Without a place in the rotation or the bullpen, Ramirez is as good as gone. There's always the slim chance that he slips through waivers, but with his big league experience and strike throwing ability, plenty of teams will be happy to take a flier on a guy with a very real chance to stick in the back of a rotation as a No. 5 starter. For all of his struggles, the diminutive righty still has plenty of value: a number of executives told Bob Dutton that Ramirez is unlikely to pass through waivers, and I spoke with one AL scout who loves the idea of using him as a swingman. A big leaguer almost everywhere else, Ramirez is simply buried in a numbers game on one of the sport's best pitching staffs. Seattle won't be his last big league stop.

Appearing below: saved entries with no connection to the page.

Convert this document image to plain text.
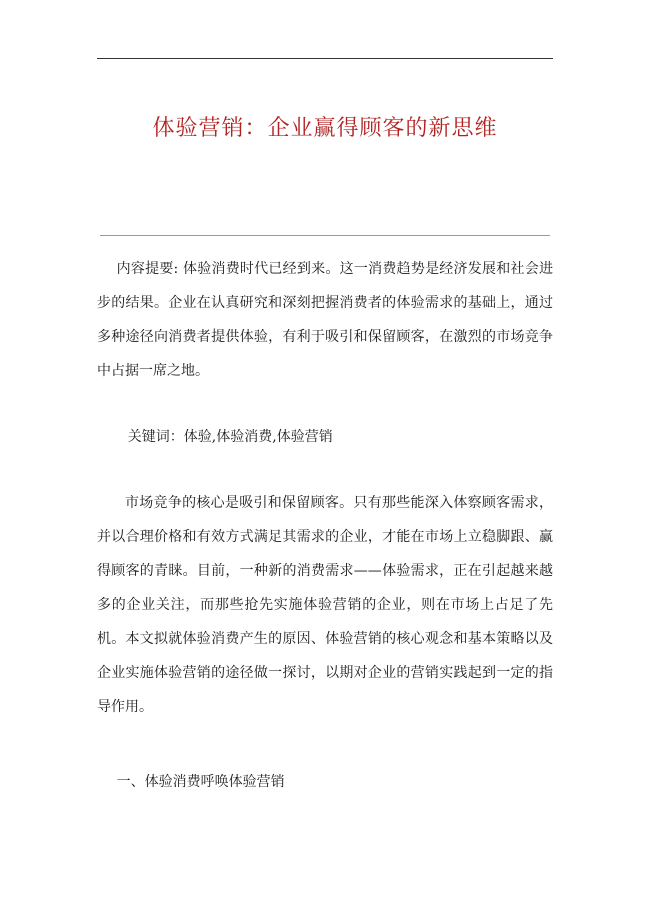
体验营销：企业赢得顾客的新思维

内容提要: 体验消费时代已经到来。这一消费趋势是经济发展和社会进步的结果。企业在认真研究和深刻把握消费者的体验需求的基础上，通过多种途径向消费者提供体验，有利于吸引和保留顾客，在激烈的市场竞争中占据一席之地。

关键词：体验,体验消费,体验营销

市场竞争的核心是吸引和保留顾客。只有那些能深入体察顾客需求，并以合理价格和有效方式满足其需求的企业，才能在市场上立稳脚跟、赢得顾客的青睐。目前，一种新的消费需求——体验需求，正在引起越来越多的企业关注，而那些抢先实施体验营销的企业，则在市场上占足了先机。本文拟就体验消费产生的原因、体验营销的核心观念和基本策略以及企业实施体验营销的途径做一探讨，以期对企业的营销实践起到一定的指导作用。

一、体验消费呼唤体验营销
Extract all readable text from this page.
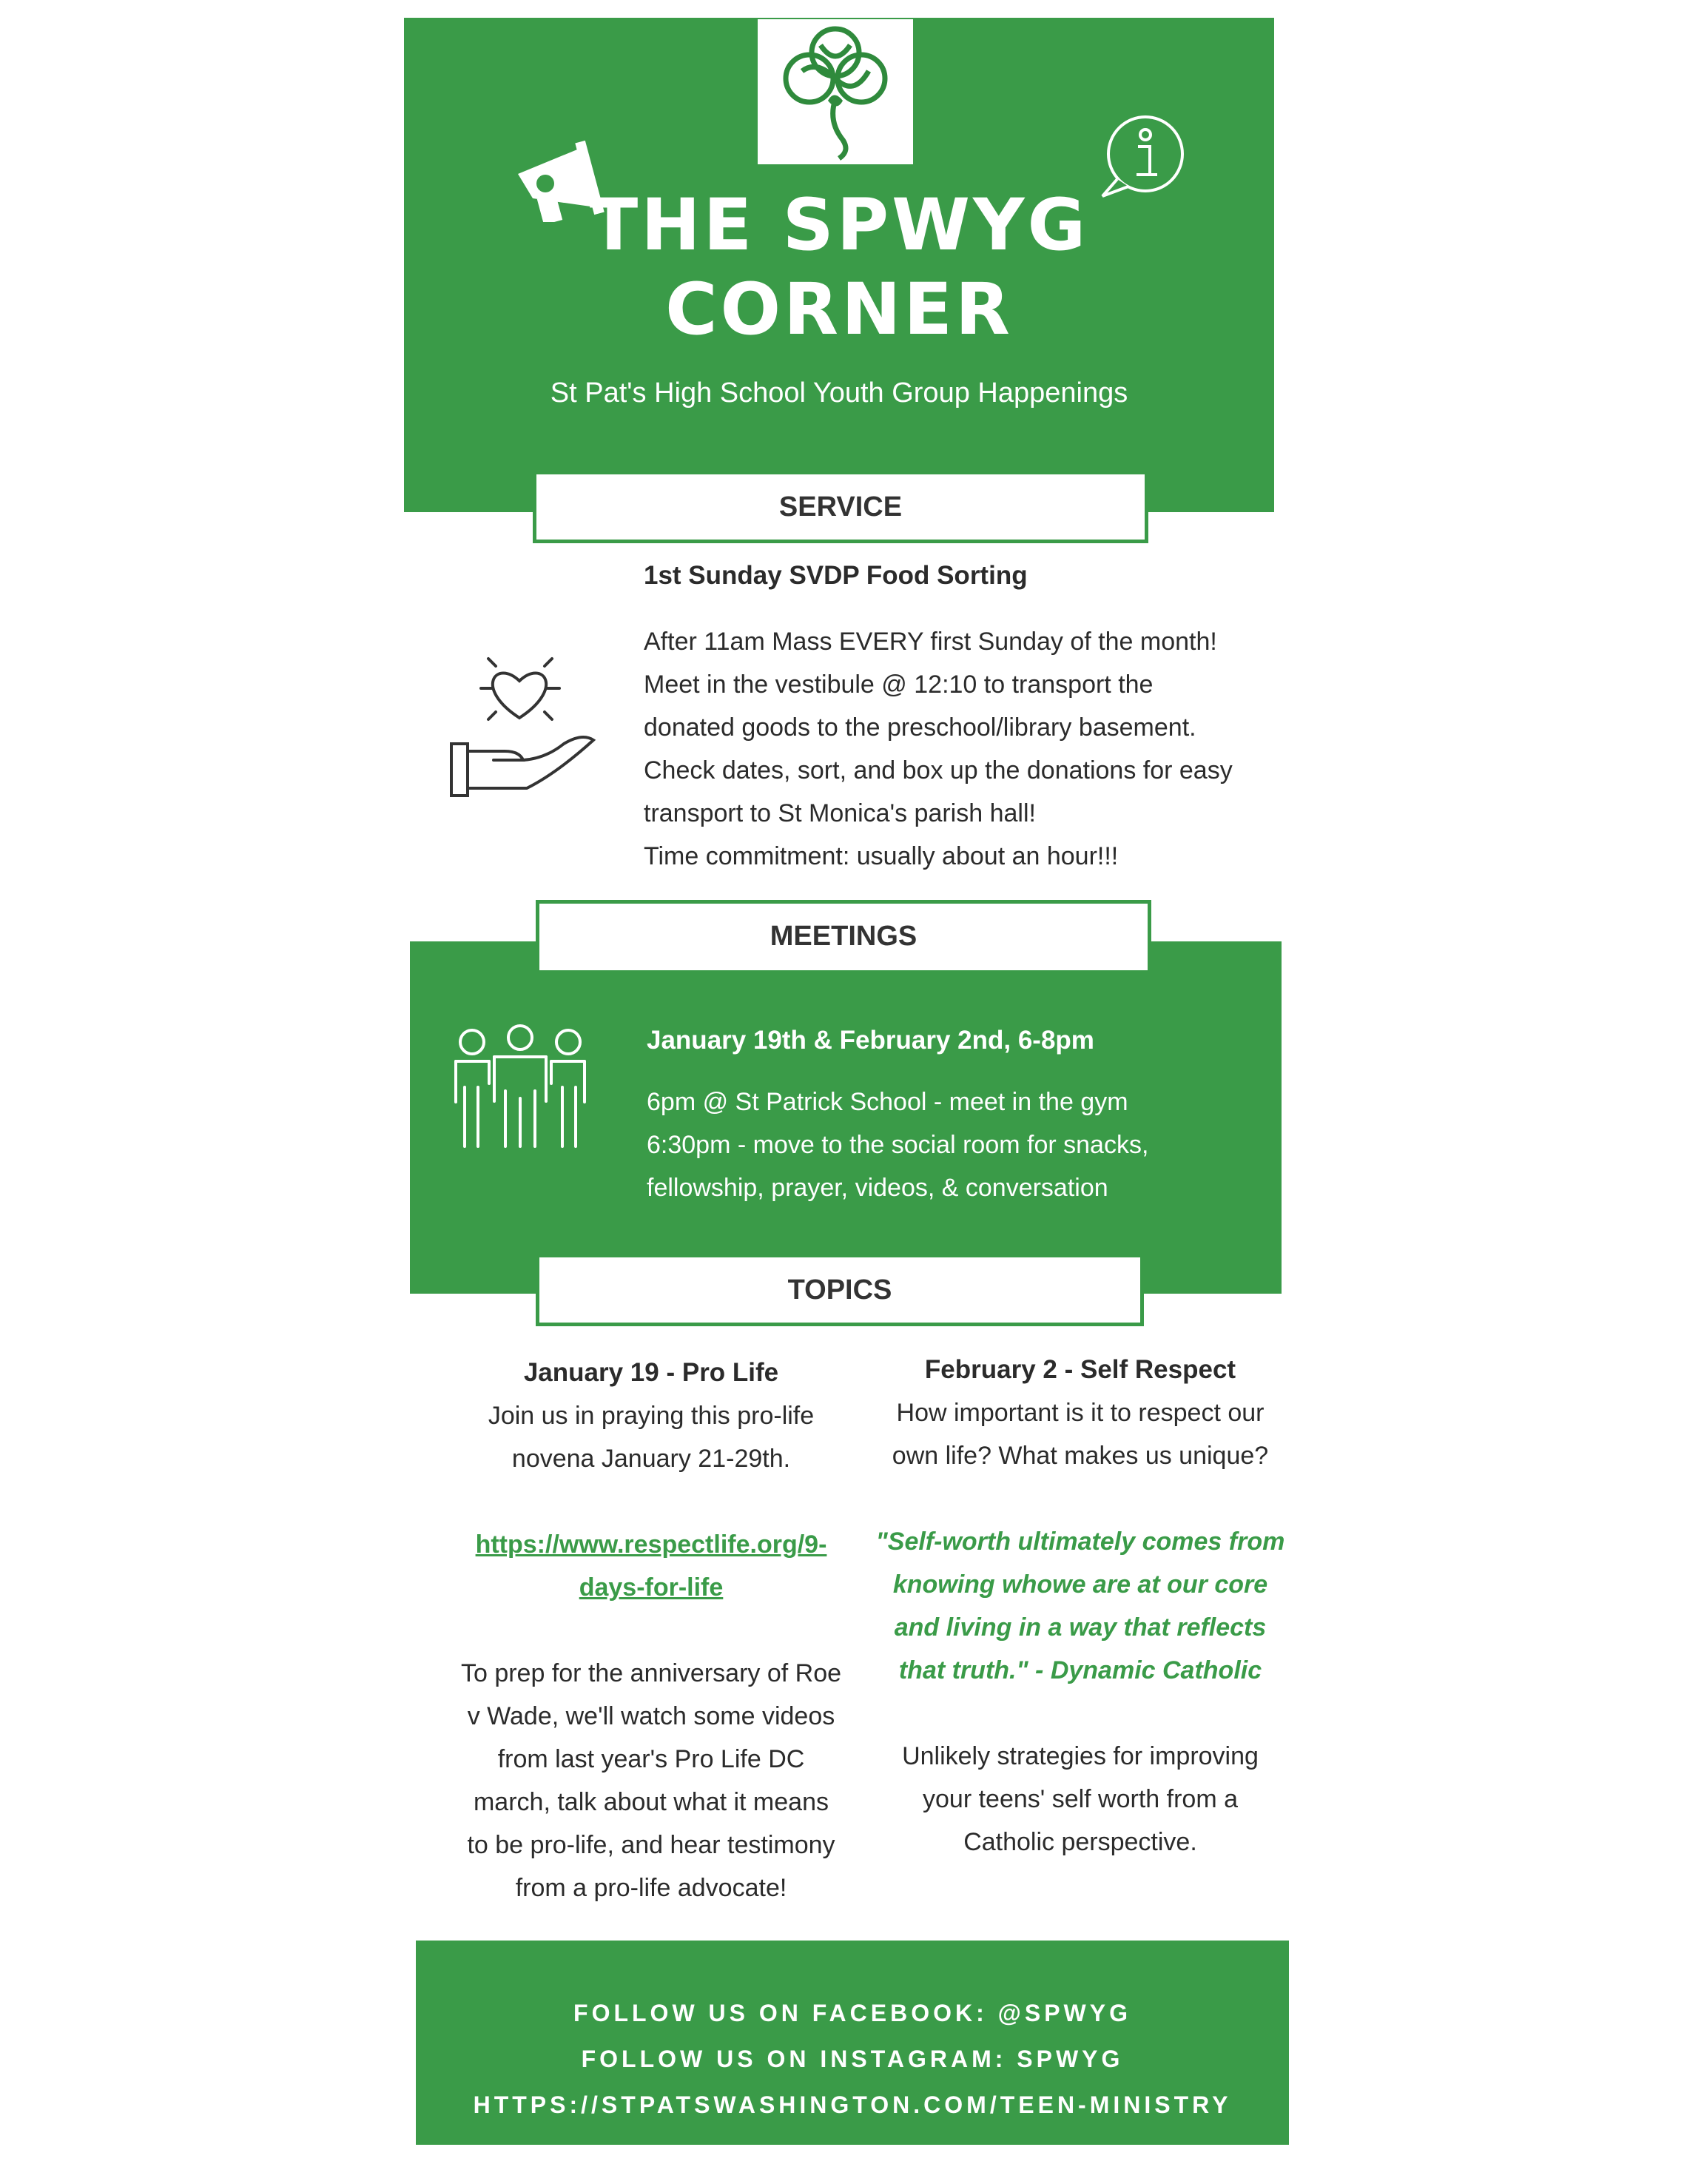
THE SPWYG
CORNER
St Pat's High School Youth Group Happenings
SERVICE
1st Sunday SVDP Food Sorting
After 11am Mass EVERY first Sunday of the month!
Meet in the vestibule @ 12:10 to transport the
donated goods to the preschool/library basement.
Check dates, sort, and box up the donations for easy
transport to St Monica's parish hall!
Time commitment: usually about an hour!!!
MEETINGS
January 19th & February 2nd, 6-8pm
6pm @ St Patrick School - meet in the gym
6:30pm - move to the social room for snacks,
fellowship, prayer, videos, & conversation
TOPICS
January 19 - Pro Life
Join us in praying this pro-life
novena January 21-29th.
https://www.respectlife.org/9-
days-for-life
To prep for the anniversary of Roe
v Wade, we'll watch some videos
from last year's Pro Life DC
march, talk about what it means
to be pro-life, and hear testimony
from a pro-life advocate!
February 2 - Self Respect
How important is it to respect our
own life? What makes us unique?
"Self-worth ultimately comes from
knowing whowe are at our core
and living in a way that reflects
that truth." - Dynamic Catholic
Unlikely strategies for improving
your teens' self worth from a
Catholic perspective.
FOLLOW US ON FACEBOOK: @SPWYG
FOLLOW US ON INSTAGRAM: SPWYG
HTTPS://STPATSWASHINGTON.COM/TEEN-MINISTRY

When Ramirez does surface elsewhere, we should remember that his new team is acquiring 2013/2014 Erasmo and not the 2012 edition, when he posted a 3.35/3.55/3.75 pitcher slash in limited duty. Actually, Ramirez's 2012 numbers might be a bit of a mirage anyway: he wasn't very good on the road, and his success at home was predicated on suppressing homers in a park so starved of offense that the organization brought the fences in before the next season. I don't want to seriously quote one year ballpark factors but 2012 Safeco has the lowest figure I can recall seeing. Either way, Ramirez has pitched like a replacement level starter ever since. There are worse ideas than trying to teach a young strike-thrower with an easy delivery how to throw a better slider, but whichever club acquires Ramirez isn't getting a slam dunk: he'll need to improve his secondary offerings to be anything more than what he's been for Seattle.

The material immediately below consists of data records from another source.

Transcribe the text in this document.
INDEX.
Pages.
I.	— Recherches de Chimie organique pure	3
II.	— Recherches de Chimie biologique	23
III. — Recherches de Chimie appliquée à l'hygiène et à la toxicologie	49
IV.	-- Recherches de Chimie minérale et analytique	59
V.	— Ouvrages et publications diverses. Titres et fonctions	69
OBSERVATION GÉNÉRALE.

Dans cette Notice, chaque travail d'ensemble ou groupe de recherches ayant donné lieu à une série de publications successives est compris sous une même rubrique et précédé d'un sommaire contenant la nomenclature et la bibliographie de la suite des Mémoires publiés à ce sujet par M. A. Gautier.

Ramirez isn't going away today or tomorrow. The Mariners will hold onto him until the last possible moment and if there's an injury to one of the locks in the bullpen, he may find himself on the club's twenty-five man roster. In and of itself, that wouldn't be a bad thing: it's always nice to give a player every last opportunity. But if Ramirez does make the team, he'll have to pitch his way into a meaningful role, and there hasn't been any recent indication that he's good enough to do so. It's sad to see a former prospect twist in the wind but his situation speaks volumes about how good this pitching staff will be in 2015.